Deux explications peuvent être avancées : soit c’est une conséquence de la régulation actuelle qui conduit l’opérateur historique à assumer des obligations de service public implicites à travers un nombre élevé de dessertes et, corrélativement, à voir ses tarifs réglementés ; soit il s’agit d’une stratégie de la SNCF anticipant un éventuel durcissement de cette régulation ou cherchant à bloquer l’entrée de tout concurrent. In fine, l’opérateur historique propose une offre abondante à des prix bas, ce qui favorise certes le voyageur, mais se traduit par une offre coûteuse au détriment du contribuable français.
Le deuxième enseignement de nos simulations est que l’ouverture à la concurrence ne garantit en rien une baisse des prix favorable au voyageur ; ceux-ci pourraient même remonter si la pression exercée sur l’opérateur historique se relâchait ! Si ce scénario extrême reste hypothétique, un scénario tout à fait envisageable serait que les concurrents potentiels renoncent tout simplement à entrer sur ce marché.
Dès lors que l’offre ferroviaire est surabondante, il n’y a en effet guère d’espace pour venir concurrencer la SNCF avec quelques trains.

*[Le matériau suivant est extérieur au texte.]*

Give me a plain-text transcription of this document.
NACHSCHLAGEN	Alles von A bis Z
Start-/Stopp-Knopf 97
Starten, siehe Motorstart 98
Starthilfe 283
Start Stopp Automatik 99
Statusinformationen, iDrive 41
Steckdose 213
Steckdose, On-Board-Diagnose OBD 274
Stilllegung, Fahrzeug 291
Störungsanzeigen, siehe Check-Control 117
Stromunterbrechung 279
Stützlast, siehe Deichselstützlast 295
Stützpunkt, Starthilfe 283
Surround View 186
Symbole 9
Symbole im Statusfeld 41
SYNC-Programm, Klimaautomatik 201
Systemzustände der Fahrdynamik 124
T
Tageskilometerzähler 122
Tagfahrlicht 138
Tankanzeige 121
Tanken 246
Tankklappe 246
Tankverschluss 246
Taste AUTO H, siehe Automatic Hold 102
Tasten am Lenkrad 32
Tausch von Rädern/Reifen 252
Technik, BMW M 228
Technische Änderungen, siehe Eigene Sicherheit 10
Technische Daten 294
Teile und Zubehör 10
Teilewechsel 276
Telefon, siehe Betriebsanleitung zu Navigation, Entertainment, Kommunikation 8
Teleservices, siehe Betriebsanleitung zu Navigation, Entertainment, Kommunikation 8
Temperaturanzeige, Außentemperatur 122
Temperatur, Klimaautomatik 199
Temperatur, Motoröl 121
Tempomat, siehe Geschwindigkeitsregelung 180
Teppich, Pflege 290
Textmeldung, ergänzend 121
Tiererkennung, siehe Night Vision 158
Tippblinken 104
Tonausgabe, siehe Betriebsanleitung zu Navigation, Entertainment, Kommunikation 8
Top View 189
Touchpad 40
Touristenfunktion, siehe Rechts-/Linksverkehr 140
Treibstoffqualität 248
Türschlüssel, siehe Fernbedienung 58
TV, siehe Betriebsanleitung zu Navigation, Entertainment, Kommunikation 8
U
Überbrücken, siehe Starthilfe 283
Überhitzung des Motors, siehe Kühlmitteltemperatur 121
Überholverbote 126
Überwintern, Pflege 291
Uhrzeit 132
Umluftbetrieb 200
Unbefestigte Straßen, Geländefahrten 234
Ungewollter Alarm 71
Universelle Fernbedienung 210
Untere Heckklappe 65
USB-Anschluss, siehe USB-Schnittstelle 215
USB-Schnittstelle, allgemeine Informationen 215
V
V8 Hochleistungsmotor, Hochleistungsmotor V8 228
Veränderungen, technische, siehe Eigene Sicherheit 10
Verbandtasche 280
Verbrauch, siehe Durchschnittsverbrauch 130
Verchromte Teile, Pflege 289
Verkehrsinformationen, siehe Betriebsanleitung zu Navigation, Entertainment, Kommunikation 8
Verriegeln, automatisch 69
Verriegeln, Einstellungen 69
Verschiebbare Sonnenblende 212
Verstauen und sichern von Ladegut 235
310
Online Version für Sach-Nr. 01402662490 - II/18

Un partage équilibré de la ligne entre la SNCF et un nouvel entrant semble plus pertinent, mais l’impact sur les tarifs reste très difficile à prévoir, car il n’est pas évident que la SNCF continue à privilégier autant le voyageur une fois réalisée l’ouverture à la concurrence.
Appel d’offres
Les exemples étrangers sont instructifs. Faire rouler plusieurs trains en concurrence sur une même ligne ne semble avoir été vraiment efficace que dans un seul pays, l’Italie. Un opérateur privé est entré en 2012 sur le marché TGV en concurrence frontale avec l’opérateur historique Trenitalia. Mais le succès italien résulte d’une situation opposée à celle de la France : l’offre ferroviaire y était insuffisante, et l’arrivée de ce nouvel entrant a conduit Trenitalia à augmenter de 30 % sa capacité de transport.
Aujourd’hui, cette situation est corrigée, et le jeu de la concurrence semble limité, les offres des deux opérateurs étant quasi identiques. En dehors de ce cas, l’ouverture à la concurrence a eu peu d’effets : des parts de marché en deçà de 1 % pour les nouveaux entrants en Allemagne et au Royaume-Uni, ailleurs quelques rares liaisons desservant Prague, Stockholm et Vienne. Et il n’y a pas d’exemples où plus de deux opérateurs soient en concurrence...
Faut-il alors renoncer à toute forme de concurrence sur les marchés de TGV ? Selon nos travaux, il serait préférable de retenir l’approche préconisée par la directive européenne pour le transport régional : confier l’intégralité de la gestion et de l’exploitation d’une ou d’un ensemble de lignes à un seul opérateur choisi par appel d’offres. La concurrence intervient alors au moment du renouvellement des concessions, accordées pour un temps limité.
Cela ne va pas sans difficultés – les transferts du personnel, de la gestion des gares et du matériel roulant sont cruciaux –, mais cette démarche peut permettre à un nouvel opérateur d’inventer de noueaux modes opératoires, d’abaisser les coûts d’exploitation du réseau ou d’améliorer le service. Elle peut aussi conduire à une remise en cause plus transparente de l’organisation du réseau en fonction des besoins exprimés, afin de décider du maintien ou du renouvellement des lignes, du nombre de dessertes, du niveau de la subvention publique. Le débat sur l’ouverture à la concurrence ne fait que commencer.